D. G. Barone and M. Czosnyka
Department of Neurosurgery, The Walton Centre, Liverpool L9 7AL, UK
Department of Academic Neurosurgery, Addenbrooke’s Hospital, University of Cambridge, P.O. Box 167, Cambridge CB2 0QQ, UK
Copyright © 2014 D. G. Barone and M. Czosnyka. This is an open access article distributed under the Creative Commons Attribution License, which permits unrestricted use, distribution, and reproduction in any medium, provided the original work is properly cited.
The ability to measure reliably the changes in the physical and biochemical environment after a brain injury is of great value in the prevention, treatment, and understanding of the secondary injuries. Three categories of multimodal brain monitoring exist:direct signals which are monitored invasively; variables which may be monitored noninvasively; and variables describing brain pathophysiology which are not monitored directly but are calculated at the bedside by dedicated computer software.
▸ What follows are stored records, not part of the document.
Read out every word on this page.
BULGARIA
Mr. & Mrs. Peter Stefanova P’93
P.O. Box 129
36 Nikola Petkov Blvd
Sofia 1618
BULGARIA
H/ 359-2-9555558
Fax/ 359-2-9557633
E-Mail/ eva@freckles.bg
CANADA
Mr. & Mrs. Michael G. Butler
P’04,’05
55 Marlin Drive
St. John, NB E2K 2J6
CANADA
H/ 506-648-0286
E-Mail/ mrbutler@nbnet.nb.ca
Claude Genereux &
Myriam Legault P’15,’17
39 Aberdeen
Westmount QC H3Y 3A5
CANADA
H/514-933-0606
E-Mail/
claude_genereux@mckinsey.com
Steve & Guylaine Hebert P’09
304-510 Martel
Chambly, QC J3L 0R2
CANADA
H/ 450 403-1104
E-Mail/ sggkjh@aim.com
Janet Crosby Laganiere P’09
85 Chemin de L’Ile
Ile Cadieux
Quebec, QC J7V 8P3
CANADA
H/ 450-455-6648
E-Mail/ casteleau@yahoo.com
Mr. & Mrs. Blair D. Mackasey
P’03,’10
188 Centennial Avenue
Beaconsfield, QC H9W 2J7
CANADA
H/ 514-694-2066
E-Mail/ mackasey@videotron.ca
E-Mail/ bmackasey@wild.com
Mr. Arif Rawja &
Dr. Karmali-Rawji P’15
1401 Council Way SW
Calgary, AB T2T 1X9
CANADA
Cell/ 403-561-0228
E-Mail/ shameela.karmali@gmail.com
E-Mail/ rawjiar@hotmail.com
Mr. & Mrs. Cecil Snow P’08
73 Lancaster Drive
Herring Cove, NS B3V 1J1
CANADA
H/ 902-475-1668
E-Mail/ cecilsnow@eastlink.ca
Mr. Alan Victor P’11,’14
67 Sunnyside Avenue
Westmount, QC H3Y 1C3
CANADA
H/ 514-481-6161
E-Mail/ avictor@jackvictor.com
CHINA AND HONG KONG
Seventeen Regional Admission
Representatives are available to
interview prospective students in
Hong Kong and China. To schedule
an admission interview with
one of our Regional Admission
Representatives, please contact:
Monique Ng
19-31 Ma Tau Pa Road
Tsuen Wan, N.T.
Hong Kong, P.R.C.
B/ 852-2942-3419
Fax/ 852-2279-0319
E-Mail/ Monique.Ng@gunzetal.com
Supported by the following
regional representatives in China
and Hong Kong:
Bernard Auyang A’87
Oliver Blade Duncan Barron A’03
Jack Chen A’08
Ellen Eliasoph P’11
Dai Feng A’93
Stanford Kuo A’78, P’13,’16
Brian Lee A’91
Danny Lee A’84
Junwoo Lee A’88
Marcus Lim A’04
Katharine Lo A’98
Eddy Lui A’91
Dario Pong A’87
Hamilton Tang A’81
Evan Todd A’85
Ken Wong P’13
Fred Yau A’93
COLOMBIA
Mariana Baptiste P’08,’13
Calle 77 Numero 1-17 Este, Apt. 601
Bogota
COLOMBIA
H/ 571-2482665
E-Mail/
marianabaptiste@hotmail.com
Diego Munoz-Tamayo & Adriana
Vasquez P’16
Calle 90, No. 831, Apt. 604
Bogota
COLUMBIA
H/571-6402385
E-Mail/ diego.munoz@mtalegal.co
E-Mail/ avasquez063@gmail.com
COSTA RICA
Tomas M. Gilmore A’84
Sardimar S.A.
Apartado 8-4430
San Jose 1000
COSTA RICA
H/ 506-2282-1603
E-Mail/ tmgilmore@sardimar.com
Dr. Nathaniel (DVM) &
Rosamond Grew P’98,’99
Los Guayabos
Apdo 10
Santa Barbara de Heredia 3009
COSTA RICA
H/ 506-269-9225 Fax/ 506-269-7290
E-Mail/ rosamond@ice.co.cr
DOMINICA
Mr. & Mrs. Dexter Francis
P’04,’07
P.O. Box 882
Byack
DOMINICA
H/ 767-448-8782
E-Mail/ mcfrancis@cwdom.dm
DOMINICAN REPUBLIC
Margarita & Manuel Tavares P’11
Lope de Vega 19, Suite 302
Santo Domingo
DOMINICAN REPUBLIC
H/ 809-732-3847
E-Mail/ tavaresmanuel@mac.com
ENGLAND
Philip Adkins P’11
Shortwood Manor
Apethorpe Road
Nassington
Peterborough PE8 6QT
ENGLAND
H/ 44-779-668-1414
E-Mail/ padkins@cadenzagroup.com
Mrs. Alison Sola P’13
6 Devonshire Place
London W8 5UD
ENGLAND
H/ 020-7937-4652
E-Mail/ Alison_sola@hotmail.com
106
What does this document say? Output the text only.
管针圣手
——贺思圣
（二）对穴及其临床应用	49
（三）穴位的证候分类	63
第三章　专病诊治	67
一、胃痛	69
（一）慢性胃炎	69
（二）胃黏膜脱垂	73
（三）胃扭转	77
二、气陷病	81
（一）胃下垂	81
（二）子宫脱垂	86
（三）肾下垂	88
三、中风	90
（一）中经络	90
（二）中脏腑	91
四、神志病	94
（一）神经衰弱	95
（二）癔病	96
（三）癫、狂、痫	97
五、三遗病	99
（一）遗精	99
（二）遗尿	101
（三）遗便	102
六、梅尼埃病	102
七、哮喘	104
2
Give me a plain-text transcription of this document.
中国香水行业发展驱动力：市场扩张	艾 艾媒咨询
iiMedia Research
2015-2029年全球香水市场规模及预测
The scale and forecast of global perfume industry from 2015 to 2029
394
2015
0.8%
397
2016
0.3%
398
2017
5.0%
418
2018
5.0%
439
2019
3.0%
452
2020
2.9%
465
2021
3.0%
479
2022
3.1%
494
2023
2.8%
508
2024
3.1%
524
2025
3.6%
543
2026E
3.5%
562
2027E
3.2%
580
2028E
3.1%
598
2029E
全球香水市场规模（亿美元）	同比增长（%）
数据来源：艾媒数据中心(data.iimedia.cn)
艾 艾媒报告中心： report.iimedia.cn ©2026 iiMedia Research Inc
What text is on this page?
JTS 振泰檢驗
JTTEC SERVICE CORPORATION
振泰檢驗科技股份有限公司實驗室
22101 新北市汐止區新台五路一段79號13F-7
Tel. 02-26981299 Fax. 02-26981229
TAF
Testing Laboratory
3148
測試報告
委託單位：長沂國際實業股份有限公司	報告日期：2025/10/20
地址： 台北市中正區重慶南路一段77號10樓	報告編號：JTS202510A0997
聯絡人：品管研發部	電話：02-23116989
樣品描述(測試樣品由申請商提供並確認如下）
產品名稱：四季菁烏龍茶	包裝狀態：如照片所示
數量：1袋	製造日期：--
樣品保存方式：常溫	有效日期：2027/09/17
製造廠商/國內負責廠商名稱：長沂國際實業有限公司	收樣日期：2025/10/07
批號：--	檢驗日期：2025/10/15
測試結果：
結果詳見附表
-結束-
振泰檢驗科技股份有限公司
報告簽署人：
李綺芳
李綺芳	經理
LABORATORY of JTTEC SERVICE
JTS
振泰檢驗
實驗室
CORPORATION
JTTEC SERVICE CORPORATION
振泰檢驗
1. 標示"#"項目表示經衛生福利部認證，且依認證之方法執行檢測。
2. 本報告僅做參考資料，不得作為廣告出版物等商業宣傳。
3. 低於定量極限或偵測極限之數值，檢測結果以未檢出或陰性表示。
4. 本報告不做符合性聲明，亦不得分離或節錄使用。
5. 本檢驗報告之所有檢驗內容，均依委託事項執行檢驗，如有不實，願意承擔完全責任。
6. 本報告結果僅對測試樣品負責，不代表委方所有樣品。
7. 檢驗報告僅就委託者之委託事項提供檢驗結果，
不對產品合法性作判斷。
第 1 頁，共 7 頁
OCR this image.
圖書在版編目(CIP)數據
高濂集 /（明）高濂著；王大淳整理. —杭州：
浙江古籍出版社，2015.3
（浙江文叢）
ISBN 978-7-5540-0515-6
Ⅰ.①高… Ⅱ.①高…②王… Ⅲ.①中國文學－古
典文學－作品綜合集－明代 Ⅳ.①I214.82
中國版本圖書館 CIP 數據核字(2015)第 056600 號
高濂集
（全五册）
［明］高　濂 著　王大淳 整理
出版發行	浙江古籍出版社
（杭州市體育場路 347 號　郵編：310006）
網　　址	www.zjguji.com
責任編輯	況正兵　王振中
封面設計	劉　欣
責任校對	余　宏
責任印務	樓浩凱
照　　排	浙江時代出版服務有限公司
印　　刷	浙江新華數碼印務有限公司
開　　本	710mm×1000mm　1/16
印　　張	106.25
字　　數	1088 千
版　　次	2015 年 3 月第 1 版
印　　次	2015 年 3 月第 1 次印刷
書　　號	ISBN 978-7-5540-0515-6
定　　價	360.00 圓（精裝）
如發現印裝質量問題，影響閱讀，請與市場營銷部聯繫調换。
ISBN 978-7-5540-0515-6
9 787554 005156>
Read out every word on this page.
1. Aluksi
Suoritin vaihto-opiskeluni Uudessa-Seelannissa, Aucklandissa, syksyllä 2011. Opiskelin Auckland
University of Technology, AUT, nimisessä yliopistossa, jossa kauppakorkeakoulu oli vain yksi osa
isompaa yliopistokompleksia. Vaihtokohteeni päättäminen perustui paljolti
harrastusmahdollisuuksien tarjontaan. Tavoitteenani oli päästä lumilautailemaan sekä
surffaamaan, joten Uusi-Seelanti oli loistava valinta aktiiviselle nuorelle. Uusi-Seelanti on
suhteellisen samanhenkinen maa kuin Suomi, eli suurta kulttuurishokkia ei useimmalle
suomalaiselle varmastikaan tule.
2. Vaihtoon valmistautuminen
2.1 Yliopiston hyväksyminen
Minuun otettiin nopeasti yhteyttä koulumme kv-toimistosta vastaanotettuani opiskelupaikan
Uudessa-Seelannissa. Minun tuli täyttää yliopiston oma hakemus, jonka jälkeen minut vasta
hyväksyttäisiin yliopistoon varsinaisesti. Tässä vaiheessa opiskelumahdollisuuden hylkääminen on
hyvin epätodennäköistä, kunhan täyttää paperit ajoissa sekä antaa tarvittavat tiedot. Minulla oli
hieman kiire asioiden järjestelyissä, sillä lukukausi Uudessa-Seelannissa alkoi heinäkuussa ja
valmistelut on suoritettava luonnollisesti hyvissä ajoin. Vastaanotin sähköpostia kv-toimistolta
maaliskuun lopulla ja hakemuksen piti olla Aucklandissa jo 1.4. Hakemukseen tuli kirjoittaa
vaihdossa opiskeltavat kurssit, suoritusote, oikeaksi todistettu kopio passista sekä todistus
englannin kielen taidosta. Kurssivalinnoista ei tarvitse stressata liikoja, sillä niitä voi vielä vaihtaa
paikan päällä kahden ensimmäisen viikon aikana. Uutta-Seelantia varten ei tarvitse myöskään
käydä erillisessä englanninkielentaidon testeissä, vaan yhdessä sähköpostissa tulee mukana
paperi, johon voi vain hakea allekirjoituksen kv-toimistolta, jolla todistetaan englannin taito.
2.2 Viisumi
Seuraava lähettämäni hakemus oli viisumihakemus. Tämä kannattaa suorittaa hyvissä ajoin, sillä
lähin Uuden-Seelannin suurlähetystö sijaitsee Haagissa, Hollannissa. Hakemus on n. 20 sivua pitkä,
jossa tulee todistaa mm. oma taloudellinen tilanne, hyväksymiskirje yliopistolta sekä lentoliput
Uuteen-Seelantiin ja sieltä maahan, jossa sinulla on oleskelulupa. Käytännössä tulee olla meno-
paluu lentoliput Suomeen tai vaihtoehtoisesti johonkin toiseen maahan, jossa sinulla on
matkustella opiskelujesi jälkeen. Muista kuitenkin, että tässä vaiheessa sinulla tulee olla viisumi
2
Intracranial pressure (ICP) monitoring, either as stand-alone value or study of a dynamic trend, has become an important diagnostic tool in the diagnosis and management of multiple neurological conditions. Attempts have been made to measure ICP non-invasively, but this is not a clinical reality yet. There is contrasting evidence that monitoring of ICP is associated with better outcome, and further RCTs based on management protocol are warranted. Computer bedside calculation of “secondary parameters” has shown to be potentially helpful, particularly in helping to optimize “CPP-guided therapy.” In this paper we describe the most popular invasive and non invasive monitoring modalities, with great attention to their clinical interpretation based on the current published evidence.